A Caged Bird Doesn’t Sing as Pretty

I’m indecisive. I’m that person who insists on obtaining an authority figure’s input and approval before making a big decision. Depending on the context of the situation at hand, this isn’t necessarily negative at all. In fact, sometimes it’s very necessary, such as in the workplace, especially a workplace in politics. However, as a young adult who is finally about to start her life, I realized that when it comes to growing up and living out my life, this habit of indecision is stunting, and even detrimental.

I started to see all of this in the last few months because I’ve been receiving these odd surprised and “Oh, she’s still a child” looks from certain adults in my life when I tell them that my parents wouldn’t like it if I did this or if I did that. These adults probably thought it was odd for someone as seemingly capable as I am to still have so many things dictated by her parents’ attitudes toward them. It’s not that I do whatever my parents instruct me to do all of the time — I’ve given them quite a tough time throughout my life. It’s also not that my parents do everything for me — they’ve never known exactly what goes on at school or at work and they trust me to take care of it (quite frankly, they care more about the results I produce than the process of producing said results). Those who know me will also tell you that I’m resourceful, creative, a visionary, can find a way to accomplish anything, and am even very decisive. It’s important to note, though, that these people will tell you this because this is what they’ve witnessed from my actions so far, which honestly doesn’t quite amount to much considering that I’ve only lived out the first 21 years of my life. Any potentially life-changing decision has always been made for me by my parents.

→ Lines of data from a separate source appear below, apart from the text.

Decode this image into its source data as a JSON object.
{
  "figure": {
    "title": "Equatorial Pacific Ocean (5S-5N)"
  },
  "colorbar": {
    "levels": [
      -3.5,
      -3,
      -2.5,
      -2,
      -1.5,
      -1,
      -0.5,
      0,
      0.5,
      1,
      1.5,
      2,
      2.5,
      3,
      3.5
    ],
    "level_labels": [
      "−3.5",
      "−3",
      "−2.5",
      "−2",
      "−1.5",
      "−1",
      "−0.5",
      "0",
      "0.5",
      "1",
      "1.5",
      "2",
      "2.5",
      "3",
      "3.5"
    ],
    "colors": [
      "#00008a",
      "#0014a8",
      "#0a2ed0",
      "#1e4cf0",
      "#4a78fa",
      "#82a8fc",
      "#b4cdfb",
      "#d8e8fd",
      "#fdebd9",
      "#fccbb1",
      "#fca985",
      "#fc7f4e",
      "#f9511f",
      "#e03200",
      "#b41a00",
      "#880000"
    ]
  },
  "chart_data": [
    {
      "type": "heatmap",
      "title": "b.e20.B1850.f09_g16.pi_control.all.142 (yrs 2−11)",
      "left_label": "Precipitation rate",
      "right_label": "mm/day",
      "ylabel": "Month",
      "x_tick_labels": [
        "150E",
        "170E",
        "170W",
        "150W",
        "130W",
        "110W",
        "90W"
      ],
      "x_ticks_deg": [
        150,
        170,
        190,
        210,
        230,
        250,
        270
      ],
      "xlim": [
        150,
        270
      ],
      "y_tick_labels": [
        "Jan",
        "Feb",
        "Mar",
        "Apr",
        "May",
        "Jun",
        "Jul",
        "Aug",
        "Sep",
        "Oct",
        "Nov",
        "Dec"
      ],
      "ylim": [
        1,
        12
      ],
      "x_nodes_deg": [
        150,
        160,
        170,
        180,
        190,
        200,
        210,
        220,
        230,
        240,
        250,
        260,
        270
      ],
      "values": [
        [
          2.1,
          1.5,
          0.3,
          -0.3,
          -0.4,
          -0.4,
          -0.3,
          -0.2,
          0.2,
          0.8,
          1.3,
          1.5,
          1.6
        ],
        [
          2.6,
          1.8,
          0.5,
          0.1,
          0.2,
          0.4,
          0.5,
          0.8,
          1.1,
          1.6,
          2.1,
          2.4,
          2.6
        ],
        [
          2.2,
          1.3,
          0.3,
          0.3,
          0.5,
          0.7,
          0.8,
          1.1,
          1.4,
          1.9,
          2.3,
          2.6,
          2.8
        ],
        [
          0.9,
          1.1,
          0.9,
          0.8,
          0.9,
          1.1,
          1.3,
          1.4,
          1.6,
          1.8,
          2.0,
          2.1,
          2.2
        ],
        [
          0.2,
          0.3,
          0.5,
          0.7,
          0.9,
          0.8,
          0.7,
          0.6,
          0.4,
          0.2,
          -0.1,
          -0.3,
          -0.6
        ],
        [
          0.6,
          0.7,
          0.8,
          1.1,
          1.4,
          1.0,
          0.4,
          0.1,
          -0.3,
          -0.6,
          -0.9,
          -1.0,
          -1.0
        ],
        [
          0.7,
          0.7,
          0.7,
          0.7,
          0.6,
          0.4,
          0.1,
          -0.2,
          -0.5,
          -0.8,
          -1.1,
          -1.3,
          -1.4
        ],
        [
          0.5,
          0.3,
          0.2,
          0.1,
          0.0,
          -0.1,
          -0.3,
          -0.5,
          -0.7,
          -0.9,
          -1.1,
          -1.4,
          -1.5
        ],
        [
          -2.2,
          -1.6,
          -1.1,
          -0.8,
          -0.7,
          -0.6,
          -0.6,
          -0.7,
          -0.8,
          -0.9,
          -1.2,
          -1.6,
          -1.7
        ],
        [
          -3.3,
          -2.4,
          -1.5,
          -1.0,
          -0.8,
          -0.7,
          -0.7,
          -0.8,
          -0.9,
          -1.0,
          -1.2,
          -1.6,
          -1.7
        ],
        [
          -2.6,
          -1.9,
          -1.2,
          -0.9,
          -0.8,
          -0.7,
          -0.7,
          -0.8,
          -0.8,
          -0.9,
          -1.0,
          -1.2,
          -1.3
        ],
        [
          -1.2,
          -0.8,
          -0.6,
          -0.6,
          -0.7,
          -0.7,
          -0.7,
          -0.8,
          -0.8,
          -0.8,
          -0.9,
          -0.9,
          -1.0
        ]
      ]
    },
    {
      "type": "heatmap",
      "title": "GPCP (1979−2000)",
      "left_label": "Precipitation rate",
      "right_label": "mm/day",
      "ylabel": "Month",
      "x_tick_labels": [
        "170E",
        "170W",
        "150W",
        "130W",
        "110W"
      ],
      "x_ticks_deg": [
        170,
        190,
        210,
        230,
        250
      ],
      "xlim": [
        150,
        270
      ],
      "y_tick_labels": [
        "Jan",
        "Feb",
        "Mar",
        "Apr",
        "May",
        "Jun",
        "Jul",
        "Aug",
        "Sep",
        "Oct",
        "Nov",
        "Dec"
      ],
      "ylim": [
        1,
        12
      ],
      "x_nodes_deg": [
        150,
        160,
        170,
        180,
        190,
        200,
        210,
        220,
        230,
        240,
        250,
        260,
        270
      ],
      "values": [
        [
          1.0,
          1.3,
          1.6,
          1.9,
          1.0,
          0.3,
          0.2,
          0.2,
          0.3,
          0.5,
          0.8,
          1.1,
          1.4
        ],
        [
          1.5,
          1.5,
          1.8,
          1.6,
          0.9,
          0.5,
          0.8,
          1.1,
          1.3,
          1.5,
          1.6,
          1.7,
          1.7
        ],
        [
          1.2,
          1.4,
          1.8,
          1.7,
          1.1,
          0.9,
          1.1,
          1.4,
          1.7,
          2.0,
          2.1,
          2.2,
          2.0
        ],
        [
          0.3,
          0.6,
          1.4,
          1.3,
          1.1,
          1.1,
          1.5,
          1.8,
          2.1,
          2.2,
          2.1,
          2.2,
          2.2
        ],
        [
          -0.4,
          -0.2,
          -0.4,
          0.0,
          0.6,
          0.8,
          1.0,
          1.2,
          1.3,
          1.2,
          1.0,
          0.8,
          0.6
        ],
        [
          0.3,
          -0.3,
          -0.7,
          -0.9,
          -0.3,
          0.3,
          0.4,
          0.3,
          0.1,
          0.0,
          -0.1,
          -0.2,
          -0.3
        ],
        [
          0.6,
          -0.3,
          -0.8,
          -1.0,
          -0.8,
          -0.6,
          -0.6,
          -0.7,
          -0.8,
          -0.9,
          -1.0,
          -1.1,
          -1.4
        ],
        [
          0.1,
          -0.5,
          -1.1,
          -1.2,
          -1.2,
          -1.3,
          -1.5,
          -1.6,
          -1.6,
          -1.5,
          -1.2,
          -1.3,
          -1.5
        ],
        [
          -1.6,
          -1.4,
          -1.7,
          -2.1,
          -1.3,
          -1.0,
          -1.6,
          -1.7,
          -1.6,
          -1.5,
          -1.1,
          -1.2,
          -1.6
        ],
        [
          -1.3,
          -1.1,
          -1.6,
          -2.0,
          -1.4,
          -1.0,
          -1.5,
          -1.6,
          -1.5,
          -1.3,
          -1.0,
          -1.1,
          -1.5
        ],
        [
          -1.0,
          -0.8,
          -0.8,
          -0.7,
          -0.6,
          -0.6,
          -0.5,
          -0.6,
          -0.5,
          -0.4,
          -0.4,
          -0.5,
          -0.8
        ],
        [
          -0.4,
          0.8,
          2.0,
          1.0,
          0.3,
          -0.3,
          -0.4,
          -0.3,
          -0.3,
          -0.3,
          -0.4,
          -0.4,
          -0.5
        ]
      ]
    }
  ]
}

I’m putting my foot down though (and I can’t believe it’s taken me so many years to finally say this). I’m going to find every way possible to end up in Washington, D.C. this summer. My parents don’t like this; they want me to stay in Austin to work. We’ve had a handful of arguments over this and we will probably continue to have handfuls of arguments over this. But I can’t stay, I need to get out of Austin and I need to get out of Texas. I need to go far away because I feel stagnant here. I need to go somewhere where I can finally start feeling like I’m about to embark on the journey for my career and the rest of my life. My parents don’t yet understand this decision, but this is just as much about self-responsibility as it is about self-liberation.

And to my parents — I know you read my blog posts — hopefully, the two of you can come to terms with my growing up, better sooner than later. Thanks.